EVEN MORE PROMISE ON THE HORIZON
Researchers spent years “really trying to understand more about PSMA, how good a target it was.” “We learned that PSMA was very highly overexpressed in prostate cancer.” Although normal prostate cells are also PSMA-positive, prostate cancer cells are PSMA-loaded. “We also found that as prostate cancer cells get more aggressive and are more likely to kill a patient, they have more and more PSMA on them. The more dangerous the prostate cancer is, generally speaking, the more PSMA there is.”
And, they found, the amount of PSMA on the cell surface is affected by male hormones (androgens). “When you put a patient on hormonal therapy (androgen deprivation therapy, ADT) you actually increase the amount of PSMA on the cell surface by 5-10-fold; you find enormous amounts of PSMA sitting on the surface of prostate cancer cells.” This is a really fortuitous finding because ADT is the cornerstone of treatment for advanced prostate cancer and it increases the density of PSMA on the tumor cell surface. This is the equivalent of significantly increasing the size of the bullseye on a target. In effect, it’s the metaphorical equivalent of increasing the diameter of a golf hole to more than 3 feet wide (!); it certainly changes the game.

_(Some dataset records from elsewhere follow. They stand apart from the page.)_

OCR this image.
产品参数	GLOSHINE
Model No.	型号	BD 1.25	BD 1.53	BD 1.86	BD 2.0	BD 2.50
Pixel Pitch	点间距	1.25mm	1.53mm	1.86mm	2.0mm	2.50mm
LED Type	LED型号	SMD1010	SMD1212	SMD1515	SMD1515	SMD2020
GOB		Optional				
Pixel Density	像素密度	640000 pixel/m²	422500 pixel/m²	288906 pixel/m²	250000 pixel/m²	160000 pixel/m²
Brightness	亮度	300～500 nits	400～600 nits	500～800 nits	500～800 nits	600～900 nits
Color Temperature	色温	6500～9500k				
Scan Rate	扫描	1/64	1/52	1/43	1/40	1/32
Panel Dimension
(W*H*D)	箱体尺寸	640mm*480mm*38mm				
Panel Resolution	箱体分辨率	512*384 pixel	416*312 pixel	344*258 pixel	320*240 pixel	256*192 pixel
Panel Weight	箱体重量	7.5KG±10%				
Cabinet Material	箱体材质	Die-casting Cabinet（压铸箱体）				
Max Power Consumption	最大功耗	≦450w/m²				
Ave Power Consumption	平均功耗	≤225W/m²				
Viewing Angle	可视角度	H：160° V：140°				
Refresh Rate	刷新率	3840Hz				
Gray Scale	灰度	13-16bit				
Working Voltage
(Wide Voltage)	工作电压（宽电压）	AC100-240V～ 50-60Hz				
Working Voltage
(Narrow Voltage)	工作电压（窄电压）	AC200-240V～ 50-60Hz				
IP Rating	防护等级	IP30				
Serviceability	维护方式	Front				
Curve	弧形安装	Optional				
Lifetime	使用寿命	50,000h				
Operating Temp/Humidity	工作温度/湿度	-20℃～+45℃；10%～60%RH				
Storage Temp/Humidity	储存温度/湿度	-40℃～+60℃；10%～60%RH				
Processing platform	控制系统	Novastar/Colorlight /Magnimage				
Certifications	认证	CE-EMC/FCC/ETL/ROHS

But wait! There’s more! Bander’s team looked at other types of cancers, and found that the blood supply in almost every other type of solid tumor was PSMA-positive! For example, a kidney tumor itself does not make PSMA – but its blood supply sure does. In fact, “the blood supply is pretty strongly PSMA-positive. We were surprised by this, but the finding was also independently and simultaneously noted by the Heston group. We did not and still do not understand why that is the case, but this means a PSMA-targeted drug is potentially useful not just in prostate cancer, but in other types of cancer, where the approach could be to basically eliminate the blood supply to the tumor. We’ve done some clinical trials that show this is a real possibility.”

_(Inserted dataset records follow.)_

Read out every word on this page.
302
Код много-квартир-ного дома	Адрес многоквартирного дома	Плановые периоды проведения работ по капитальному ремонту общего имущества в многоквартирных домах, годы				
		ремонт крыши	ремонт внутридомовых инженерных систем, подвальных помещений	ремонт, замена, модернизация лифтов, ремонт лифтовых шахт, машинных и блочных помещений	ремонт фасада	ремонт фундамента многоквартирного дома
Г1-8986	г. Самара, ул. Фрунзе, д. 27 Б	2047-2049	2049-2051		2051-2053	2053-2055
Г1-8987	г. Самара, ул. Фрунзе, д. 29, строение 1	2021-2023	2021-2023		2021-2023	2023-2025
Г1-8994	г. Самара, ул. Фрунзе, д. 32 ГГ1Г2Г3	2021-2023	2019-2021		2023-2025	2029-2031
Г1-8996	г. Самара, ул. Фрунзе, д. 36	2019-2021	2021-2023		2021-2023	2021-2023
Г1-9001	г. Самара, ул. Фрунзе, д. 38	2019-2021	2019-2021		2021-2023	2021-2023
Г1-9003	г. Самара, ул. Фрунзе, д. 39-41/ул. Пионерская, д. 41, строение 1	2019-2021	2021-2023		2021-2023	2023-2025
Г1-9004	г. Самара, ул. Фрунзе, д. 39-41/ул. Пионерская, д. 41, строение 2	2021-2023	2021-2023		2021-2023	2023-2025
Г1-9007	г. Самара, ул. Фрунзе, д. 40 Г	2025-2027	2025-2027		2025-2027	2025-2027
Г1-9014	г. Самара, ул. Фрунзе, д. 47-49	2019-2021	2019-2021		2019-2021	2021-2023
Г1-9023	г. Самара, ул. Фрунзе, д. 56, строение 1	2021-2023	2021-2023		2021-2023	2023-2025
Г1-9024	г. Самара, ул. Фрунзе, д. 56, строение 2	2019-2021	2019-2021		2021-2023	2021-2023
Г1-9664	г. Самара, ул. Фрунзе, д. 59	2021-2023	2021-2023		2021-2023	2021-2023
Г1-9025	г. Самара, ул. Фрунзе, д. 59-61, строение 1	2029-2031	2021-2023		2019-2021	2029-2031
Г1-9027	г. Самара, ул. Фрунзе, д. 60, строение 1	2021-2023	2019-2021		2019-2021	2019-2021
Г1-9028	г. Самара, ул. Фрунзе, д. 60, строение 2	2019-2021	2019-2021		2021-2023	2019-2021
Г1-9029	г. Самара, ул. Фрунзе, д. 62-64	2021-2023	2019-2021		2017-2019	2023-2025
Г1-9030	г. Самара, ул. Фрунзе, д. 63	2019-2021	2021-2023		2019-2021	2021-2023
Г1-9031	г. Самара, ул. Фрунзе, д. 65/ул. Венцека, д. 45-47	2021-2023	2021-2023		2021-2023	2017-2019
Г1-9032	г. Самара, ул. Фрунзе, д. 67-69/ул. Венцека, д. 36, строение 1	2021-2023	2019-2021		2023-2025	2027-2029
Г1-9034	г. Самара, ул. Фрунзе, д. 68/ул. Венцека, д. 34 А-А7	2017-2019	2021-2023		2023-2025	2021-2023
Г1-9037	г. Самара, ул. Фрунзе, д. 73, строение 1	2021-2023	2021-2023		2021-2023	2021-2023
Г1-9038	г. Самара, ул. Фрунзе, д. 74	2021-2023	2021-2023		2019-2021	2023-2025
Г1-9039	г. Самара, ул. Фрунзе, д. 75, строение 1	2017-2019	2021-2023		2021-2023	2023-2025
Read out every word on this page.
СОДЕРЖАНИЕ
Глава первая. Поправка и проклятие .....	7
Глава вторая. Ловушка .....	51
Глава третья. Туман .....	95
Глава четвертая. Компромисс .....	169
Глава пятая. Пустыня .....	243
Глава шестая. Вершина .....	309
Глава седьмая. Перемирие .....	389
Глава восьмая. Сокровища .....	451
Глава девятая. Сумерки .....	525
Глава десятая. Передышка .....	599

One more early finding, something “we didn’t anticipate,” says Bander: “When the antibody binds to PSMA on a living prostate cancer cell, that cell swallows the PSMA antibody and anything that’s attached to it!” This discovery, he continues, “opened up the door to develop antibody-drug conjugates: you put a very potent drug on the antibody, direct it specifically to the prostate cancer cells, and the prostate cancer cell swallows up the drug, whereas PSMA-negative cells don’t. This was, in effect, a door opening to developing chemotherapeutic agents that are only taken up by the cancer cells.”
The door keeps opening wider. “If you look at PubMed today,” says medical oncologist and molecular biologist Jonathan Simons, M.D., CEO of PCF, “there are now 3,707 research papers on PSMA discoveries. That’s a paradigm changing impact– and PCF ‘first in field’ funded the early discoveries that opened the entire field of therapeutics and imaging!”